Confusing between Thrift API and CQL - cassandra

I am working in a Java web application, using NoSQL (target is Cassandra). I use Astyanax as Cassandra client since it is suggested the best client of Cassandra for now. I've just approached Cassandra for 2 weeks, so many things is so weird to me.
During my working, I encountered some problems and I do not know how to overcome:
Is table created from CQL like column family created by Thrift API? I feel they are similar, but maybe there are some differences behind. For example:
table create by CQL command cannot be accessed by Thrift API
Thrift-based APIs cannot work with tables created by CQL, but CQL methods can access column family created by Thrift API!

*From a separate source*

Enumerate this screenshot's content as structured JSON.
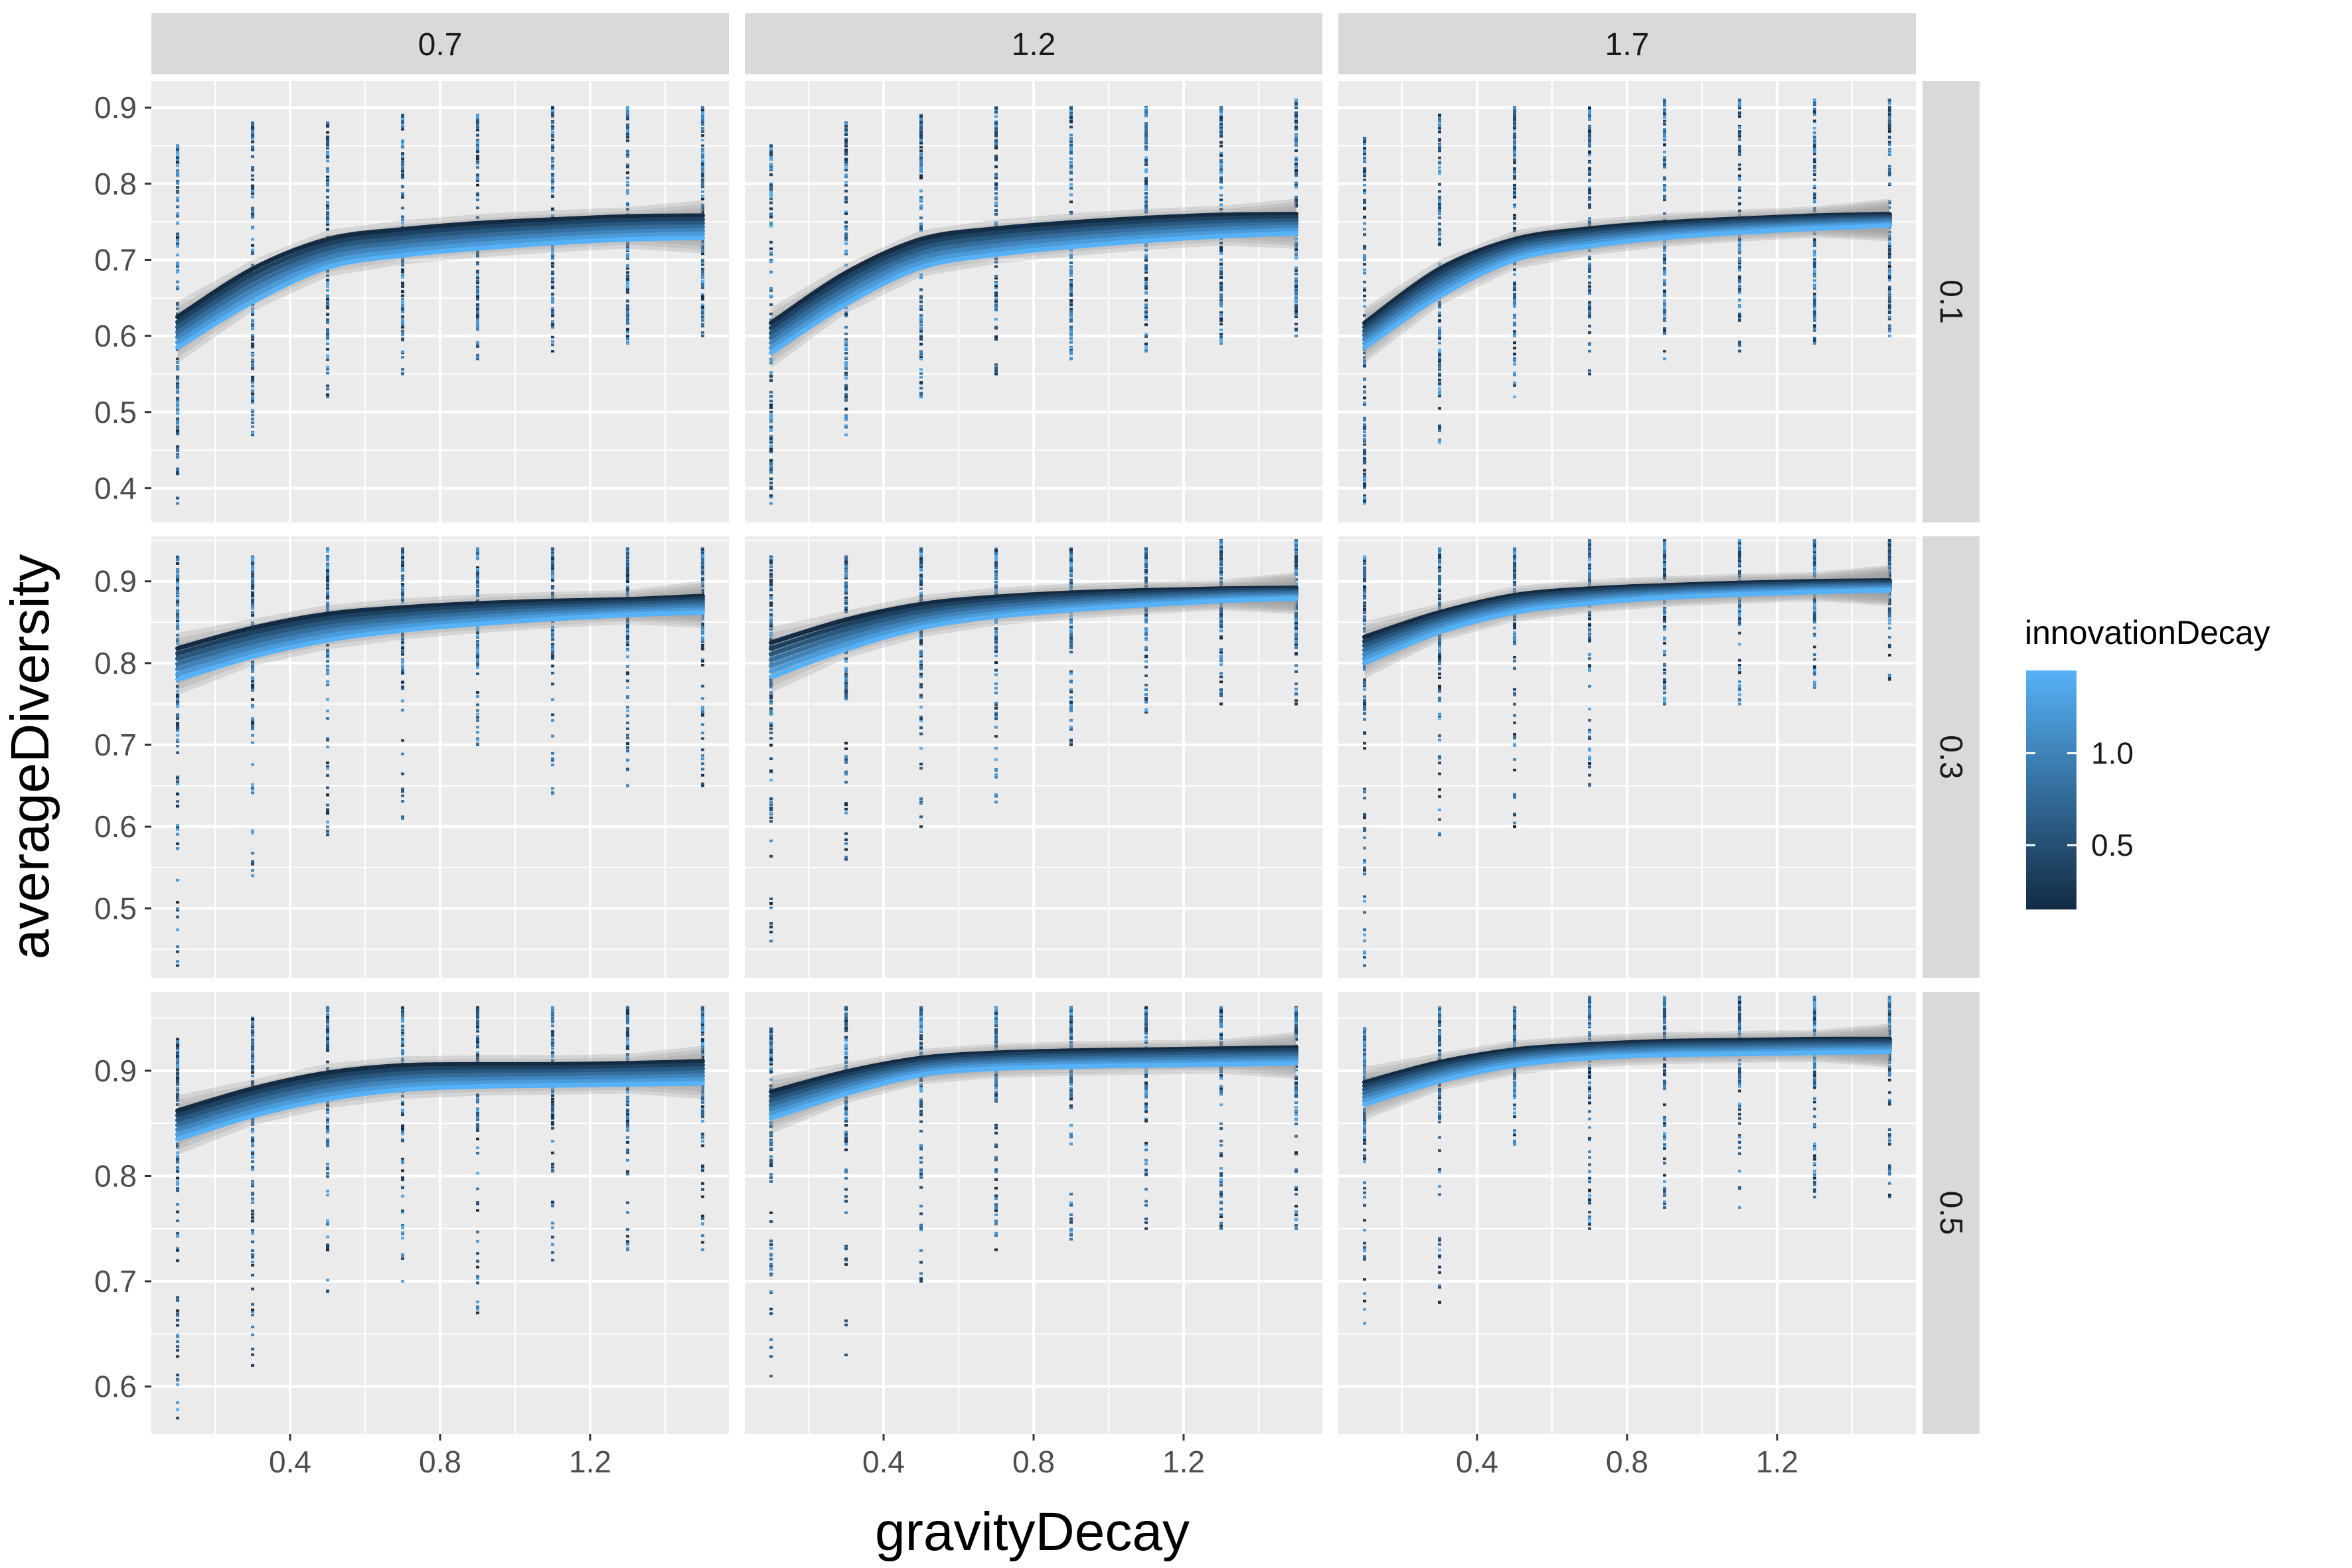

​Is primary key in table correspond to row key in column family?
In CQL I can declare a table which contains a collection/set/map inside. Can I do the same thing in Thrift API?
If my application needs both of them (column families and tables), how can they deal with each other?
I recognize one thing: I cannot use Thrift API to do manipulating data on tables create by CQL, and vice versa. I wonder that that, how can I remember which table/column family created from which way so that I can use the correct APIs to process data? For the time being, we don't have a general way to handle two of them, do we? AFAIK, Thrift API and CQL do not have a same interface, so they cannot understand each other?!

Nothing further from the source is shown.